Neuromuscular Electrical Stimulation Improves Skeletal Muscle Regeneration Through Satellite Cell Fusion With Myofibers In Healthy Elderly Subjects
The aim of this study was to determine whether neuromuscular electrical stimulation (NMES) affects skeletal muscle regeneration through a reduction of oxidative status in satellite cells of healthy elderly subjects. Satellite cells from the vastus lateralis skeletal muscle of 12 healthy elderly subjects before and after 8 wk of NMES were allowed to proliferate to provide myogenic populations of adult stem cells [myogenic precursor cells (MPCs)]. These MPCs were then investigated in terms of their proliferation, their basal cytoplasmic free Ca2+concentrations, and their expression of myogenic regulatory factors ( PAX3, PAX7, MYF5, MYOD, and MYOG) and micro-RNAs (miR-1, miR-133a/b, and miR-206). The oxidative status of these MPCs was evaluated through superoxide anion production and superoxide dismutase and glutathione peroxidase activities. On dissected single skeletal myofibers, the nuclei were counted to determine the myonuclear density, the fiber phenotype, cross-sectional area, and tension developed. The MPCs obtained after NMES showed increased proliferation rates along with increased cytoplasmic free Ca2+concentrations and gene expression of MYOD and MYOG on MPCs. Muscle-specific miR-1, miR-133a/b, and miR-206 were upregulated. This NMES significantly reduced superoxide anion production, along with a trend to reduction of superoxide dismutase activity. The NMES-dependent stimulation of muscle regeneration enhanced satellite cell fusion with mature skeletal fibers. NMES improved the regenerative capacity of skeletal muscle in elderly subjects. Accordingly, the skeletal muscle strength and mobility of NMES-stimulated elderly subjects significantly improved. NMES may thus be further considered for clinical or ageing populations.
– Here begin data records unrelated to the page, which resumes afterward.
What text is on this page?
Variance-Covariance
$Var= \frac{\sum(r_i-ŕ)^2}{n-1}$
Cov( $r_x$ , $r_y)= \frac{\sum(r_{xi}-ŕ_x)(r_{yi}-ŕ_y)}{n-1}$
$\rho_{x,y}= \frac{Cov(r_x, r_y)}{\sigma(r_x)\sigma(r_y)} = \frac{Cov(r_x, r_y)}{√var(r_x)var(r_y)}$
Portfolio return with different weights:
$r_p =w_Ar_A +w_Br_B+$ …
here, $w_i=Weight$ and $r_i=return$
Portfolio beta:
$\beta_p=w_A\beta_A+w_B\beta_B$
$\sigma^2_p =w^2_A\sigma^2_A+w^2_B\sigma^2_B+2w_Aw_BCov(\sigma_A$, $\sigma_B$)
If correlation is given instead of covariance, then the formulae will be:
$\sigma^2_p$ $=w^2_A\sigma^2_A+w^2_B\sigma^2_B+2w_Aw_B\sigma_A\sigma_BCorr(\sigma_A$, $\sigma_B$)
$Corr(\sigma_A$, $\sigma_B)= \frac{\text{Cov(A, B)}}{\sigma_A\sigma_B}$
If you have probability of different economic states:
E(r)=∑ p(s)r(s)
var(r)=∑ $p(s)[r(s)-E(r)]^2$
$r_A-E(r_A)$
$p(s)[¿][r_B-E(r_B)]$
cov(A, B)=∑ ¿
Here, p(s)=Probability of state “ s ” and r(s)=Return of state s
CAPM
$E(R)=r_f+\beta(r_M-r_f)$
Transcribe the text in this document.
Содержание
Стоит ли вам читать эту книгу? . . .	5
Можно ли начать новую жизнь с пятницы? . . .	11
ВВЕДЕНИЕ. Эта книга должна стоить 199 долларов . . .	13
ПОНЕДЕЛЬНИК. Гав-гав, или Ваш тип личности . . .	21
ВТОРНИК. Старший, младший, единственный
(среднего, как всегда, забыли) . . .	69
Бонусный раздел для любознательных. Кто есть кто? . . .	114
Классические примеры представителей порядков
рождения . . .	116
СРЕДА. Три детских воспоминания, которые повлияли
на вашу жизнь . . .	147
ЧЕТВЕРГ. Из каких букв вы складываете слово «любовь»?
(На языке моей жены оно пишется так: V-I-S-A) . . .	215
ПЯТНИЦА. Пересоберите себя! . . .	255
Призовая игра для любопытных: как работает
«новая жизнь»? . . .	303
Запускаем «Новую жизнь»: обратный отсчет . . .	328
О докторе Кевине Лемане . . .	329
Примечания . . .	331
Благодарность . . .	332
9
NEW & NOTEWORTHY The neuromuscular electrical stimulation (NMES) effect on skeletal muscle regeneration was assessed in healthy elderly subjects for the first time. NMES improved the regenerative capacity of skeletal muscle through increased myogenic precursor cell proliferation and fusion with mature myofibers. The increased cytoplasmic free Ca2+concentration along with MYOD, MYOG, and micro-RNA upregulation could be related to reduced O2·−production, which, in turn, favors myogenic regeneration. Accordingly, the skeletal muscle strength of NMES-stimulated lower limbs of healthy elderly subjects improved along with their mobility.